INVESTIGADORES
RAMALLO Virginia
artículos
Título:
Automatic ear detection and feature extraction using Geometric Morphometrics and Convolutional Neural Networks
Autor/es:
CINTAS CELIA ; QUINTO-SANCHEZ MIRSHA ; ACUÑA-ALONZO, VICTOR; PASCHETTA CAROLINA ; DE AZEVEDO SOLEDAD ; DE CERQUEIRA CAIO CESAR ; VIRGINIA RAMALLO; GALLO CARLA ; POLETTI GIOVANNI ; BORTOLINI MARIA CATIRA ; CANIZALES-QUINTEROS SAMUEL ; ROTHHAMMER FRANCISCO ; BEDOYA GABRIEL ; RUIZ-LINARES ANDRES ; GONZALEZ-JOSÉ ROLANDO ; DELRIEUX CLAUDIO
Revista:
IET Biometrics
Editorial:
Institution of Engineering and Technology
Referencias:
Año: 2016
ISSN:
2047-4938
Resumen:
Accurate gathering of phenotypic information is a key aspect in several subject matters, including biometric identification, biomedical analysis, forensics, and many other. Automatic identification of anatomical structures of biometric interest, such as fingerprints, iris patterns, or facial traits, are extensively used in applications like access control, anthropological research, and surveillance, all having in common the drawback of requiring intrusive means for acquiring the required information. In this regard, the ear structure has multiple advantages. Not only the ear?s biometric markers can be easily captured from the distance with non intrusive methods, but also they experiment almost no changes over time, and are not influenced by facial expressions.
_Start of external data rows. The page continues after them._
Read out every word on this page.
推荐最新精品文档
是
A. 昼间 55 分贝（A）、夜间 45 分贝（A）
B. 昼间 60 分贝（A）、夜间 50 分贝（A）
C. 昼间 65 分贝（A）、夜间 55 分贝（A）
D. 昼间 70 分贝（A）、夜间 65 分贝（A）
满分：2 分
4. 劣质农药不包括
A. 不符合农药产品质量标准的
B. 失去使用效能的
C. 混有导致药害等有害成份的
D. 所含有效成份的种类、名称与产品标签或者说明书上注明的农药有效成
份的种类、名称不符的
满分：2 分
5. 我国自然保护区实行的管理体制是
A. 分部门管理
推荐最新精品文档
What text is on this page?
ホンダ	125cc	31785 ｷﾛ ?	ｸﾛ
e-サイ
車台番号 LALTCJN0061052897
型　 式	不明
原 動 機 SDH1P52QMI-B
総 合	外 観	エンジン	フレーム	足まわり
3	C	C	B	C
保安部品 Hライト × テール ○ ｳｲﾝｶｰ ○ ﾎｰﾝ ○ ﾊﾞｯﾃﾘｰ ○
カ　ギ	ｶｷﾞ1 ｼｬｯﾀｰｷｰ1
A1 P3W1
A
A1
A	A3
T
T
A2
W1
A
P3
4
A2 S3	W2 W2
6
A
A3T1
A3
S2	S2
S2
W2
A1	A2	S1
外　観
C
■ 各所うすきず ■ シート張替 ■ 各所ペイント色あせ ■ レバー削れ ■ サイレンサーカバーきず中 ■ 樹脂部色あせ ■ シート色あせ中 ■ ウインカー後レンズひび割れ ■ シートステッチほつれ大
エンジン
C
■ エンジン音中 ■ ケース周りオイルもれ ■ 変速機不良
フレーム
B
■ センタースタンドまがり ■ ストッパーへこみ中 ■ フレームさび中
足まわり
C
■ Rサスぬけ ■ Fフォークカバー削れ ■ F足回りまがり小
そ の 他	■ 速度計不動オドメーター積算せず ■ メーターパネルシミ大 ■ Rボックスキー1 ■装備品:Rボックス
However, the most relevant proposals in the literature for automated ear detection do not take advantage of its phenotypic attributes that biologically determine the ear?s shape and form. Therefore, these methods require acquisition in controlled conditions to perform adequately. In this paper we present a new method, based on two well established methodologies, Geometric Morphometrics and Deep Learning algorithms, for automatic ear detection and feature extraction in the form of 2D landmarks. A convolutional neural network was trained with a set of manually landmarked examples. The trained network is able to provide morphometric landmarks on ears? images automatically, with a performance that matches human assisted landmarking. The ability to perform in the open (i.e., in images or video taken with no specific acquisition preparation), together with the feasibility of using ear landmarks as feature vectors for people identification, opens a novel spectrum of biometrics applications.